Kompasiana adalah platform blog. Konten ini menjadi tanggung jawab bloger dan tidak mewakili pandangan redaksi Kompas.

Bahasa. Sumber ilustrasi: FREEPIK/Jcstudio

Bak "aur dengan tebing" kata temanku sembari posting di FB bersama dengan istriku. Akupun tersenyum melihat postingnya.

Di tengah masyarakat Melayu Jambi dikenal "Bak aur dengan tebing, tebing sayang ke aur, aur sayang dek tebing, tebing runtuh aur tebawo. Tidak terpisahkan antara tebing dengan aur.

Ya. Istilah aur merupakan satu kesatuan yang tidak terpisahkan. Dengan adanya "aur" maka aur kemudian menjadi penahan tebing agar tidak runtuh. Sedangkan apabila runtuhpun tebing, maka aur mengikuti tebing dan hanyut ke air.

Menurut kamus Besar Bahasa Indonesia, "aur" kemudian diartikan "duri bambu yang berduri, kuning bambu kuning, licin bambu yang tidak berduri". 

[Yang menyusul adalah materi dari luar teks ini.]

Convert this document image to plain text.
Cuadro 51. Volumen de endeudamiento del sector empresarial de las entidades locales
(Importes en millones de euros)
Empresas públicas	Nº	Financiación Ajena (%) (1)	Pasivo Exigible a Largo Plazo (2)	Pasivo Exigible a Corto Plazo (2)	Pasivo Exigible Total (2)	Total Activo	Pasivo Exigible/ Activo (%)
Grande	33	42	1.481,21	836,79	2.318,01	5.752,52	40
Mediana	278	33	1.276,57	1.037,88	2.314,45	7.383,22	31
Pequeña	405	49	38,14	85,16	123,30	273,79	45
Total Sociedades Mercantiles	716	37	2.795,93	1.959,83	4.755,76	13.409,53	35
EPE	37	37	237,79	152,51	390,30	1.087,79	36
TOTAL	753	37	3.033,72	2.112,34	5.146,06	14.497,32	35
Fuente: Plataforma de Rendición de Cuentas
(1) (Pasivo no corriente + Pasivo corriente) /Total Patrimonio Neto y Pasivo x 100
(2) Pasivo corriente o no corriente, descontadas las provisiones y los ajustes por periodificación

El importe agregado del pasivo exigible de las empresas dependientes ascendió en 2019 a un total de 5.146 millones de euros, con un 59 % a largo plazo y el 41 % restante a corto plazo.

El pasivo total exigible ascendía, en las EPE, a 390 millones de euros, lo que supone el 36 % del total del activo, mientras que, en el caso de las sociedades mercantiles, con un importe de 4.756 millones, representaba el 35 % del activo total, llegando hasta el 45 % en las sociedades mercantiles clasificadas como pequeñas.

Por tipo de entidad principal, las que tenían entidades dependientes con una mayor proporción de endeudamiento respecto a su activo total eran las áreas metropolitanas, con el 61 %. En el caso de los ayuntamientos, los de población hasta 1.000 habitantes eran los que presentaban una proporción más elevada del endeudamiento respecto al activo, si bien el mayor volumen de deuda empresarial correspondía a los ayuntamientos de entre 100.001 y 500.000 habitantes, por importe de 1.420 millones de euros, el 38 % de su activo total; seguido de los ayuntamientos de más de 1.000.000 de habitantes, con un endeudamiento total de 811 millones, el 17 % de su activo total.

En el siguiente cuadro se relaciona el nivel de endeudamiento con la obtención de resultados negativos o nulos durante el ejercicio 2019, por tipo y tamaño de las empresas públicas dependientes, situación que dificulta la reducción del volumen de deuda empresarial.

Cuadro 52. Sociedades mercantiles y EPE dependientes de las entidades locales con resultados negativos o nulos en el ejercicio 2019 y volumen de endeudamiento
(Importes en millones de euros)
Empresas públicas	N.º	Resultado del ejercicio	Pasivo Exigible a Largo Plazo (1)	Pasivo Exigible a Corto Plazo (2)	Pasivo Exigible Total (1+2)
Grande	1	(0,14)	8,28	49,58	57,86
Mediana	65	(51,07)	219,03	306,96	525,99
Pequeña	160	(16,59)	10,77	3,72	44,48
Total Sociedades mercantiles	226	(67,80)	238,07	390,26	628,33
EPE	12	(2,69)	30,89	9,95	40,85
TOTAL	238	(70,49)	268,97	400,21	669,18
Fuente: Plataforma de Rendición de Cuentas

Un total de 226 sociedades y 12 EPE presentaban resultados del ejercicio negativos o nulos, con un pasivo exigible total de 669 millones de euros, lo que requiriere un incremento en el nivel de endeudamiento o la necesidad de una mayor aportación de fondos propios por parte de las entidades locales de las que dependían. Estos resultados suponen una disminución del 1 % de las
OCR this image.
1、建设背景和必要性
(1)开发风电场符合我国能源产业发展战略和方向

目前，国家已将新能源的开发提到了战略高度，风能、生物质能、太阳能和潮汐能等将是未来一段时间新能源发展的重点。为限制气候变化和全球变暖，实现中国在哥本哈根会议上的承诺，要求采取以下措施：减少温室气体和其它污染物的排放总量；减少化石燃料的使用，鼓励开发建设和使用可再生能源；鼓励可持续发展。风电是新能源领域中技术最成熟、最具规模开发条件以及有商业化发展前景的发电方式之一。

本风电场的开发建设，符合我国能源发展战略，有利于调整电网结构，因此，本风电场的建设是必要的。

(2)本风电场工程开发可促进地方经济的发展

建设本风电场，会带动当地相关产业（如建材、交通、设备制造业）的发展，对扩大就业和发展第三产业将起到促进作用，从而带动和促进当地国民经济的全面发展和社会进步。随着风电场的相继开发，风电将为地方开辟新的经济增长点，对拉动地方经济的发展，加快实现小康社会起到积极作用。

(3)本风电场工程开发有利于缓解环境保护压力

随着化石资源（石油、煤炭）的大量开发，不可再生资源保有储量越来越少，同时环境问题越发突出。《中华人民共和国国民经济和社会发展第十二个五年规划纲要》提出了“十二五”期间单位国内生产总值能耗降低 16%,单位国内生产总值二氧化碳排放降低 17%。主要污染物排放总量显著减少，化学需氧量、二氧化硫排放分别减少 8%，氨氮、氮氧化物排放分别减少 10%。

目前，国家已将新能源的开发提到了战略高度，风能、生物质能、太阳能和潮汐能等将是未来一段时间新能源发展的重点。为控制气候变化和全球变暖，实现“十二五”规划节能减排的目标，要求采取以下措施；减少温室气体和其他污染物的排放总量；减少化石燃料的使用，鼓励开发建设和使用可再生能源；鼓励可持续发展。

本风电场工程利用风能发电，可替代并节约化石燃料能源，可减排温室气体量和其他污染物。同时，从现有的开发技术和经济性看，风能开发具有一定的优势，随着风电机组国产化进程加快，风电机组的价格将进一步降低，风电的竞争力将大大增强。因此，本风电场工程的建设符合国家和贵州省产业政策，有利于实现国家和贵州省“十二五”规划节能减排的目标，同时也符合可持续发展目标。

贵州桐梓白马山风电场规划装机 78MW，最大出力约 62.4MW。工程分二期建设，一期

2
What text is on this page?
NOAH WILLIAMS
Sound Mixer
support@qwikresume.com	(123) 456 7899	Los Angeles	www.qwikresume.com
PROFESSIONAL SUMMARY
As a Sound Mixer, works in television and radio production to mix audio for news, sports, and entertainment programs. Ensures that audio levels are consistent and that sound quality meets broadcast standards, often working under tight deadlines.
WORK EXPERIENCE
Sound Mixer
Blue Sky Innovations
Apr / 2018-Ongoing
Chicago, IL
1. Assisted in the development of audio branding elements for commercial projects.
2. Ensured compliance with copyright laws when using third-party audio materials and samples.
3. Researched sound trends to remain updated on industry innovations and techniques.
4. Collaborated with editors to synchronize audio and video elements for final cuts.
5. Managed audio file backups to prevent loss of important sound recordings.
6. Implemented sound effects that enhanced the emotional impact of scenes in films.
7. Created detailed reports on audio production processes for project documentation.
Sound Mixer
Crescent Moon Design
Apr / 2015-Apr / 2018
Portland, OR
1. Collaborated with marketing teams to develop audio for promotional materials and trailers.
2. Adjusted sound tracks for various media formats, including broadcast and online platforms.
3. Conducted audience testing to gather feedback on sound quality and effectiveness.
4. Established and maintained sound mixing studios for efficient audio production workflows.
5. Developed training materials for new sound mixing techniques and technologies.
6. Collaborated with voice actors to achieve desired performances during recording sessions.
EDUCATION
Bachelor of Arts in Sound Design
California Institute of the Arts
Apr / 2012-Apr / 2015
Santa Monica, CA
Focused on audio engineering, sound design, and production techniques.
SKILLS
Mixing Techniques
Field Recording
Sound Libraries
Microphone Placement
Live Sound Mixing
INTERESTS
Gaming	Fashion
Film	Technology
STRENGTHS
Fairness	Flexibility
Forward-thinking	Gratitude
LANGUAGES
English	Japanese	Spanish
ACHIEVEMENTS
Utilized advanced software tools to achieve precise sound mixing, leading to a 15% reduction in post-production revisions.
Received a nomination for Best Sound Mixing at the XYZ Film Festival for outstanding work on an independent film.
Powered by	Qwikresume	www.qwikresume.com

Istilah bambu juga sering dilekatkan kepada sifat kepemimpinan. Dikenal "bilah bambu". Seorang pemimpin tidak dibenarkan untuk "satu diinjek, satu diangkat". Menampakkan sifat tidak adil. Terhadap saudara maupun kelompoknya dilindungi. Namun terhadap masyarakat kemudian diinjak-injak dengna hukum yang keras.

Tema bambu kemudian hangat di Jakarta. Dengan semangat heroic, rakyat Jakarta menyambut Asian Games dengan mengibarkan bendera dengan bambu. Semangat heroic kemudian digelorakan oleh Gubernur Jakarta sebagai bentuk "partisipasi public". Bahkan dengan mengeluarkan surat Edaran kepada Walikota agar dukungan dan bentuk partisipasi public tidak boleh dihalangi.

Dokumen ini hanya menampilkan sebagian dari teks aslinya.